I was thinking of the case where all of a player’s opponents are rated so low that the player gains only a small fraction of a point (say 0.02 or so) from each. In this case, in the pre-FP days, rating changes were always rounded away from zero (please correct me if I’m wrong), so a player who beat up on weakies was guaranteed to gain at least one rating point. But with FP, no rounding is done, so the player would likely need to be perfect in many consecutive events, right?
That would make a difference, to be sure. But then, with the rating differences being not quite so extreme, the player might be in danger of drawing a game with a player 300 points below him, and that would surely throw a big monkey wrench into his plans.
BTW, do the ratings really use floating point?

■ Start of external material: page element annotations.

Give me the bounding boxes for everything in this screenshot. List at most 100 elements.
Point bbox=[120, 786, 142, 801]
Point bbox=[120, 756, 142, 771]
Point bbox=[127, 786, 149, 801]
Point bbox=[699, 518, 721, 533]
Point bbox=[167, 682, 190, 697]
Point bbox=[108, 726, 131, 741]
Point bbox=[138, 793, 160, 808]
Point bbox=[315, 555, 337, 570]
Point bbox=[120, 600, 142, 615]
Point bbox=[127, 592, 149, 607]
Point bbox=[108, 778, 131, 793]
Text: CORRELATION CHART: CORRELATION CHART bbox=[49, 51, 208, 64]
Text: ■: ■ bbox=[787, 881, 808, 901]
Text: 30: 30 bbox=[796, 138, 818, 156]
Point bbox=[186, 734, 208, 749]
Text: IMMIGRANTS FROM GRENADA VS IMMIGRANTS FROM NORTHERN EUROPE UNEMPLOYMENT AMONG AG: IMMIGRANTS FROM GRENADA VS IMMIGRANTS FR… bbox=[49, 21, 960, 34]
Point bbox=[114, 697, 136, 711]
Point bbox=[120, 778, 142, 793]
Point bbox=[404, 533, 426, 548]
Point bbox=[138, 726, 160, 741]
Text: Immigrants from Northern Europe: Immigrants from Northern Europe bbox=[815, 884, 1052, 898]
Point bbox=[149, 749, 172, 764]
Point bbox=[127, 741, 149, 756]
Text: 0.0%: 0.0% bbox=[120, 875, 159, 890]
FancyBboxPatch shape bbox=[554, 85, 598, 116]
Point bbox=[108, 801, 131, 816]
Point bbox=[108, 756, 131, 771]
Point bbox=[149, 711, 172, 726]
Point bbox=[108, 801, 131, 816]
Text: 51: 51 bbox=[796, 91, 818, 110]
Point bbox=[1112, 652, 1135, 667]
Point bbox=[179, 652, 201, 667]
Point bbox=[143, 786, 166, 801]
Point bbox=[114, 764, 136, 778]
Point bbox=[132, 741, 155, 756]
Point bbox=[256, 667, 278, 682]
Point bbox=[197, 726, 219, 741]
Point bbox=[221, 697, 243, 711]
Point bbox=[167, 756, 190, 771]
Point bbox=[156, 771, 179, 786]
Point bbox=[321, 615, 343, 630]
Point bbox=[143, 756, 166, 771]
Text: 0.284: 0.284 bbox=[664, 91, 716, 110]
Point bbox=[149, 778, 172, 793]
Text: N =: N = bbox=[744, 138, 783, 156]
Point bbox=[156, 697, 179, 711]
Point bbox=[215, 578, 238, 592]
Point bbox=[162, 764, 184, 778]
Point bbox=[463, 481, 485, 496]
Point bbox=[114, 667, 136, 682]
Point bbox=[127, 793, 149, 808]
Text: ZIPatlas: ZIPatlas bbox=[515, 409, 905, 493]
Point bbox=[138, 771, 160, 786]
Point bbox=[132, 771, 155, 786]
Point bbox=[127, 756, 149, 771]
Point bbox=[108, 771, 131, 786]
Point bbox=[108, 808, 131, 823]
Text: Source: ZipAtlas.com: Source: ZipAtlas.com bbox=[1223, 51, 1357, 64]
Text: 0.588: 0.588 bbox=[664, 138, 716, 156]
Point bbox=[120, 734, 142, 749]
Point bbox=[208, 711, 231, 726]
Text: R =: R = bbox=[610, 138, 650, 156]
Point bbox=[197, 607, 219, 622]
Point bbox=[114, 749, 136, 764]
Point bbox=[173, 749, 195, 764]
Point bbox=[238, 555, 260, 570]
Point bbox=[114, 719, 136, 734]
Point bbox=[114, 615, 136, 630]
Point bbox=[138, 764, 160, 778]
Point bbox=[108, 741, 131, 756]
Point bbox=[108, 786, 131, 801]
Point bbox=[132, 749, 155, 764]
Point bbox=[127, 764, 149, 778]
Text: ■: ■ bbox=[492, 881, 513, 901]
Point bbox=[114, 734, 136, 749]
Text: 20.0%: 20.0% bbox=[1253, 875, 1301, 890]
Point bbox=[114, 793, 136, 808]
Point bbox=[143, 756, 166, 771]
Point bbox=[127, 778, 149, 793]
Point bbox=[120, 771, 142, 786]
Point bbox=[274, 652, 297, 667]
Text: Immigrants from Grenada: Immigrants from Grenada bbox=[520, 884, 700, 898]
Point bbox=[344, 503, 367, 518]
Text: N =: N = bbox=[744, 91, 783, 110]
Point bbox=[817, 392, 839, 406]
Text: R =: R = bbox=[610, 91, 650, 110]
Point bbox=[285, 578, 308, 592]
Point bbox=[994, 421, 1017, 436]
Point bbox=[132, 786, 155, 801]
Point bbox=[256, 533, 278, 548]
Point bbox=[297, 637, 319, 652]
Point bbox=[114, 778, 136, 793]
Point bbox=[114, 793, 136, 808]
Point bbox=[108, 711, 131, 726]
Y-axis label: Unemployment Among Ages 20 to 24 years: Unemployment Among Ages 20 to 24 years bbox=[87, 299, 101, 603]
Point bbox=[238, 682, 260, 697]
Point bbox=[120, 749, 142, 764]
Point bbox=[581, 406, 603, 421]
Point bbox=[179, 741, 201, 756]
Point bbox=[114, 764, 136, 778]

Or is it just fixed-point with 2 decimal places? (Not that it would make much difference, I suppose.)
I believe PHP and postgresql both use the IEEE floating point representation, which is probably good to 6-8 digits to the right of the decimal point for numbers in the range of 100 to 2999.
In the cases we found several years ago, the players were often gaining 1.5 to 3.5 points per event before rounding away from zero in the conversion to integers. Going to FP would slow them down, but not stop them from inching upward.
I did do some looking and did not find any obvious recent cases of players who have been moving up on a diet of small fish. There still could be some, constructing a query to look for them isn’t easy. (As I recall, the way we found them last time around was after an inquiry by a member about a specific individual. Once you have an example, finding a pattern is a bit easier.)